Treasury Secretary Timothy Geithner made a forceful case for muscular financial reform, saying before the American Enterprise Institute (AEI) on Monday, March 22, that the financial crisis was the result of lax attitudes and outdated policies.
In a speech in Washington hosted by AEI, the conservative think tank, Geithner said that the first reason for financial reform was that there was “something undeniably wrong with the economy.”
Laying the recent historical groundwork for reform, Geithner cited clear-cut reasons: The collapse of the vaunted American financial system and that a conservative Republican President, George W. Bush, was forced to have the government step in to aid the gigantic lenders Fannie Mae and Freddie Mac, ask for a bailout of the banking system, and to lend billions of dollars to automakers.

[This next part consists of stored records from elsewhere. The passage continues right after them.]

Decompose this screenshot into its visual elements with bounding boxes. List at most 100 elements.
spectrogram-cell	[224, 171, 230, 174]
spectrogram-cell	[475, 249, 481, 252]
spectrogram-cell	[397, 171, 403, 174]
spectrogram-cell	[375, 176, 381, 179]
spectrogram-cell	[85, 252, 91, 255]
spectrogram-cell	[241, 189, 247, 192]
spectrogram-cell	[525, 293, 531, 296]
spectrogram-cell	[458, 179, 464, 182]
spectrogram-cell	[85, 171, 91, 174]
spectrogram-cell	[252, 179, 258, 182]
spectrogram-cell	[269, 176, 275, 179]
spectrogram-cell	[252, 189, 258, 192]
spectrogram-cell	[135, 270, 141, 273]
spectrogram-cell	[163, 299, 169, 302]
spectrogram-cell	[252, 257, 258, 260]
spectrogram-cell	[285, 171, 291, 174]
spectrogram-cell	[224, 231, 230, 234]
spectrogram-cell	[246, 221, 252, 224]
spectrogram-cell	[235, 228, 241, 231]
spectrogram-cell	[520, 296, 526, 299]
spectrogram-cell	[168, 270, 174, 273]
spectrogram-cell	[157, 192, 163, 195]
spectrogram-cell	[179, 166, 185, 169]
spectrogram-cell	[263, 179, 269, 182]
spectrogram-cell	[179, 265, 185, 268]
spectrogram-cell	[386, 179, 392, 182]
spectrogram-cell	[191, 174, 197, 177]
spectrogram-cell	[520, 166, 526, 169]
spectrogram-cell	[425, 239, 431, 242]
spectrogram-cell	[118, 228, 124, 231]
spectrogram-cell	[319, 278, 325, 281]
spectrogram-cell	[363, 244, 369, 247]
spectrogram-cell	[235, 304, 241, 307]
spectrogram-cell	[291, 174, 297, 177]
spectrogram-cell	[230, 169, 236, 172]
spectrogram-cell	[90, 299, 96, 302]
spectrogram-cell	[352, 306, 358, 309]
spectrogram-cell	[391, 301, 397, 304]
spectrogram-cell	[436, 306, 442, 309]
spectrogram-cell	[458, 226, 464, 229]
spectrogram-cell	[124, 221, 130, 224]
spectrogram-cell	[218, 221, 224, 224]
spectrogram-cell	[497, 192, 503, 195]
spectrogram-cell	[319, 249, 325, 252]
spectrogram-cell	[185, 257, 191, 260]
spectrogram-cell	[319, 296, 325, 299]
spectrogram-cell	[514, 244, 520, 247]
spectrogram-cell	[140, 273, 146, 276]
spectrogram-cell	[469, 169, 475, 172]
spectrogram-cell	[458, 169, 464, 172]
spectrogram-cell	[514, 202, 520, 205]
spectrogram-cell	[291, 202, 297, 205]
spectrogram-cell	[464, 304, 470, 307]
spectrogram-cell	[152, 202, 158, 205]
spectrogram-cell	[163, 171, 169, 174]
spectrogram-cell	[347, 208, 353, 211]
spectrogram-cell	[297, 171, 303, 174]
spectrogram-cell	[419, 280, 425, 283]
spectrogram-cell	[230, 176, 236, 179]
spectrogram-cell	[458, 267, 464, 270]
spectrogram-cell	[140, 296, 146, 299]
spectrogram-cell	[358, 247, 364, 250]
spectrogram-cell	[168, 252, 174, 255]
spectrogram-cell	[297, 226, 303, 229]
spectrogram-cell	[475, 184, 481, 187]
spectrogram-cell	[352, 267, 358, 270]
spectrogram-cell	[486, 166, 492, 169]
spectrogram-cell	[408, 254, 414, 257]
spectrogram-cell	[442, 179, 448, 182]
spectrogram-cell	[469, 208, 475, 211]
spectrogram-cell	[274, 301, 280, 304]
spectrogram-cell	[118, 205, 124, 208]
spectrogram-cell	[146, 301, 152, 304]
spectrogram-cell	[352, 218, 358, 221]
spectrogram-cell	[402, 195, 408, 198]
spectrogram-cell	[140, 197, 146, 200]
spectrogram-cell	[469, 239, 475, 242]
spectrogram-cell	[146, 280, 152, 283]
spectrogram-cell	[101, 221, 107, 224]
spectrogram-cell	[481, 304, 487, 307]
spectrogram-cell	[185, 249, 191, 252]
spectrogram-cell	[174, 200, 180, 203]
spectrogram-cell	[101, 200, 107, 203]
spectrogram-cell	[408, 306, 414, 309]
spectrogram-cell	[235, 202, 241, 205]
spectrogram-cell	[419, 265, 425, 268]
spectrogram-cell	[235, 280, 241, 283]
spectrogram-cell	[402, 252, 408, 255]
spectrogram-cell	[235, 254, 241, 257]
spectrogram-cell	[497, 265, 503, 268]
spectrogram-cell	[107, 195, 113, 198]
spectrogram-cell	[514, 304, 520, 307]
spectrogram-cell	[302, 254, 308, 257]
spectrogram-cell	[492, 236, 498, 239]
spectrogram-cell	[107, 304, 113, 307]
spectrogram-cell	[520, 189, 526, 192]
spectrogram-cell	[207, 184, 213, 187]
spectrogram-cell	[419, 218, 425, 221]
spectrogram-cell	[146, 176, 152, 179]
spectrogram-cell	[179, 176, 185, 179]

Geithner blasted the lax attitudes on Wall Street and old, weakened government oversight rules that allowed bankers and mortgage brokers to evade regulations on an “appalling scale.”
In another reason for reform, Geithner attacked the market’s inability to police itself, pointing out that the “shadow banking system” ballooned to an untenable size because even though these financial firms were engaged in the business of banking, they were not being regulated as banks. Geithner said that this rogue banking system acted in full view of everyone and was allowed to grow as large as the real banking system. “That was market discipline in action,” Geithner commented sarcastically.
He said that the failure of the financial system required Congress to “enact the strongest, most important financial reforms since those that followed the Great Depression.”